Lors d’une conférence de presse hebdomadaire lundi, Baghaei a déclaré que la réouverture du Détroit d’Ormuz dépendait maintenant du retrait du blocus naval américain, rapporte Al Arabiya (10/8).

Il a dit que tant que les hostilités se poursuivraient, les conditions nécessaires pour garantir la sécurité de cette voie maritime ne seraient pas remplies.

Il a expliqué que la réouverture du détroit dépendait de la cessation de ce qu'il a appelé les actions illégales des États-Unis, de la levée du blocus et de l'indemnisation des dommages causés.

Baghaei a également mentionné que les négociations entre l'Iran et l'Oman étaient axées sur la création d'une route maritime sûre.

Il a réaffirmé la position de l'Iran selon laquelle la fermeture du détroit était le résultat de l'agression américaine et israélienne.
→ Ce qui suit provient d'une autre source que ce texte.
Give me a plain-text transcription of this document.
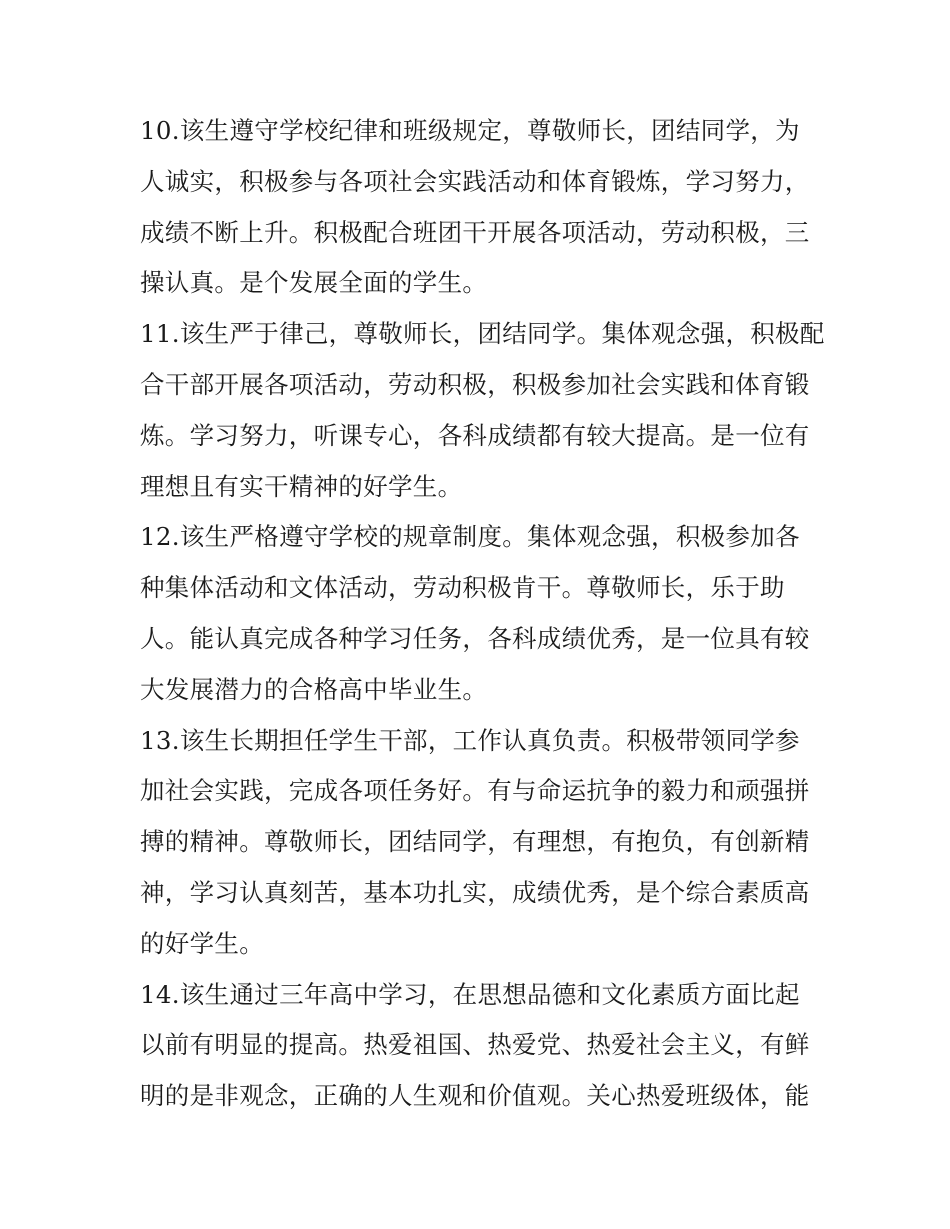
10.该生遵守学校纪律和班级规定，尊敬师长，团结同学，为
人诚实，积极参与各项社会实践活动和体育锻炼，学习努力，
成绩不断上升。积极配合班团干开展各项活动，劳动积极，三
操认真。是个发展全面的学生。
11.该生严于律己，尊敬师长，团结同学。集体观念强，积极配
合干部开展各项活动，劳动积极，积极参加社会实践和体育锻
炼。学习努力，听课专心，各科成绩都有较大提高。是一位有
理想且有实干精神的好学生。
12.该生严格遵守学校的规章制度。集体观念强，积极参加各
种集体活动和文体活动，劳动积极肯干。尊敬师长，乐于助
人。能认真完成各种学习任务，各科成绩优秀，是一位具有较
大发展潜力的合格高中毕业生。
13.该生长期担任学生干部，工作认真负责。积极带领同学参
加社会实践，完成各项任务好。有与命运抗争的毅力和顽强拼
搏的精神。尊敬师长，团结同学，有理想，有抱负，有创新精
神，学习认真刻苦，基本功扎实，成绩优秀，是个综合素质高
的好学生。
14.该生通过三年高中学习，在思想品德和文化素质方面比起
以前有明显的提高。热爱祖国、热爱党、热爱社会主义，有鲜
明的是非观念，正确的人生观和价值观。关心热爱班级体，能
Il a souligné que les discussions avec Muscat « n'avaient rien à voir avec des questions politiques ».

Baghaei a également déclaré que l'Iran était en train de mettre en place « des mécanismes pour surveiller la sécurité, protéger l'environnement et lutter contre la criminalité en mer ».

Des frais et des redevances seront imposés pour les services maritimes fournis aux navires, a-t-il expliqué.